The upcoming Fedora release includes a change proposed by Peter Robinson and yours truly, that disables all the Frame Buffer Device (fbdev) drivers in the Linux kernel package.

This means that starting from Fedora 36, only DRM/KMS drivers will be used.

Many Linux developers have been arguing for over a decade now that fbdev is deprecated and it has been almost 7 years since the previous fbdev maintainer said that no new fbdev drivers would be added to the kernel. So this feels like a change long overdue.

This was possible thanks to the work of Thomas Zimmermann @ SUSE, who added the simpledrm driver, that exposes the system framebuffer set-up by the firmware as a DRM device.

Using the simpledrm driver, a framebuffer would be available even if the platform does not have a DRM driver or the user disables it using the nomodeset kernel command-line parameter.

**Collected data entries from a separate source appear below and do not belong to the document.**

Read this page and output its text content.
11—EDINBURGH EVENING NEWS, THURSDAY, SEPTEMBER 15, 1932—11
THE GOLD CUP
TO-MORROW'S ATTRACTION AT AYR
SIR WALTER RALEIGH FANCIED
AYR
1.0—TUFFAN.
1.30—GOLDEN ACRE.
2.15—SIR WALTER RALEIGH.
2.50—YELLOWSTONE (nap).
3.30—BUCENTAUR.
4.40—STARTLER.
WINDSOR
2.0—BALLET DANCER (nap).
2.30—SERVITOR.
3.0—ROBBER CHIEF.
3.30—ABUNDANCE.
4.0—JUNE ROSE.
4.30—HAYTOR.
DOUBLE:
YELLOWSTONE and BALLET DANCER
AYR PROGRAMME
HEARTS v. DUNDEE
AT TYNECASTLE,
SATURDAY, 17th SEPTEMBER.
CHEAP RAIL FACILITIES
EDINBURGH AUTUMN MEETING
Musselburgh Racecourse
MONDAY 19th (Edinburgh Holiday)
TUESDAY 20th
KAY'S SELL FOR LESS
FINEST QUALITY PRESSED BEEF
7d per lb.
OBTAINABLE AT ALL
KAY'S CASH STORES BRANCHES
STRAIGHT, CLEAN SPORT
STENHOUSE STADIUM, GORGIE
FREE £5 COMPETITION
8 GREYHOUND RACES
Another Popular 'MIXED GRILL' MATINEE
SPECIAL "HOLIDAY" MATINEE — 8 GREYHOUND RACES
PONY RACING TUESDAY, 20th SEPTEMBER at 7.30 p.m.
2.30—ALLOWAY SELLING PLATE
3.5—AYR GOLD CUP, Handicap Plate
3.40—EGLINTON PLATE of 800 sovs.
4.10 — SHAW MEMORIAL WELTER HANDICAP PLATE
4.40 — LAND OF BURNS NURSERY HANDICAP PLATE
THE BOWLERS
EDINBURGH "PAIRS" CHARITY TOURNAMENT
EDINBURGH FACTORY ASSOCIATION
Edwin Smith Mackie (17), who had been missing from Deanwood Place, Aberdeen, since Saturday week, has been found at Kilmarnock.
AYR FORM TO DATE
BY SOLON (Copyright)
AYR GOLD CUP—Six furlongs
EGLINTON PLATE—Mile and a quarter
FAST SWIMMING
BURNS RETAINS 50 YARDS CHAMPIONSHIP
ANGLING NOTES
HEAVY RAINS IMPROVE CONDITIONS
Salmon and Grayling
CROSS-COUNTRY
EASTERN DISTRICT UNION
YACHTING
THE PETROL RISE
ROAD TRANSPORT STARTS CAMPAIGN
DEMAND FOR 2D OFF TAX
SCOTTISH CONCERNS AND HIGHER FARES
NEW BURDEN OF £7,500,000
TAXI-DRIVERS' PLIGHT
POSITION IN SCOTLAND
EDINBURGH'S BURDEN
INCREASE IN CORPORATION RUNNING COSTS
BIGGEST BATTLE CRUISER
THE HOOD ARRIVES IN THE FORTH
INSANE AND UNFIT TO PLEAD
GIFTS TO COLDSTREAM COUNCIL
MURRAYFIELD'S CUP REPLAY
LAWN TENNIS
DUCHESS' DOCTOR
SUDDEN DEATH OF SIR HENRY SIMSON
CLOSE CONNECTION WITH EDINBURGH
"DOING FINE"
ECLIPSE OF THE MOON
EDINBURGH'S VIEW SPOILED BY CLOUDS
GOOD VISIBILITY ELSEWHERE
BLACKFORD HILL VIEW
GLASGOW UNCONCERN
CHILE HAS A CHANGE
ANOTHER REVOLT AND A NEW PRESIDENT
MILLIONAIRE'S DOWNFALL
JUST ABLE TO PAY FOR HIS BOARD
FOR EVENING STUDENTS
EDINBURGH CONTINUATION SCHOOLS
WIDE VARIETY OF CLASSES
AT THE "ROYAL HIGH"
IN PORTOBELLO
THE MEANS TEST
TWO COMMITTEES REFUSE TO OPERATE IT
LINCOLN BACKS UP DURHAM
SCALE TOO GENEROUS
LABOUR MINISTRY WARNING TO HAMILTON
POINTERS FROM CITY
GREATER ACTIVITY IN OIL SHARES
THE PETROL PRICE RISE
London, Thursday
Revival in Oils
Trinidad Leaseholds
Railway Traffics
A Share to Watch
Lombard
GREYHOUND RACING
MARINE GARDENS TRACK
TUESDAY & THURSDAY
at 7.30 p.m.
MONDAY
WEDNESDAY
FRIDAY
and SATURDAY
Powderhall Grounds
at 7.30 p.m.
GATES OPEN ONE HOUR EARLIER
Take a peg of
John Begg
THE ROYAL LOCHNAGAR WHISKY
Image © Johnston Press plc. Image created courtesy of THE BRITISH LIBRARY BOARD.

Before this change, the video drivers used when DRM drivers were disabled with the nomodeset parameter, where either efifb (for systems booted with EFI) or vesafb (for systems booted with legacy BIOS and a VESA video mode selected on boot using the vga kernel command line parameter).

The need to rely on the system framebuffer initialized by the firmware was the primary reason why these fbdev drivers were still enabled in the Fedora kernel.

But the simpledrm replaces both, since is able to expose any system framebuffer, as long as platform code pass it as a proper I/O memory region for the driver to use it.

That includes not only the EFI system framebuffer provided through the Graphics Output Protocol (GOP and the VESA framebuffer configured with the vga parameter, but also framebuffers whose information is passed to the kernel through other hardware description mechanisms. For example, as a “simple-framebuffer” Device Tree node, which is common on aarch64 devices.

Even when no fbdev drivers are used anymore, the fbdev subsystem is still enabled. This is needed because the The Framebuffer Console (fbcon) needs an fbdev device to bind. But fortunately the DRM subsystem provides a generic fbdev emulation layer, so DRM drivers can also provide a fbdev interface for fbcon (or even to user-space that still expects an fbdev device to work).

While working on this, we found that a lot of assumptions made all over the stack were no longer true once simpledrm was used instead of {efi,vesa}fb. So changes were needed in the Linux kernel, Plymouth, GDM, Xorg, etc.

But that will be a topic for another post since this one got too long already!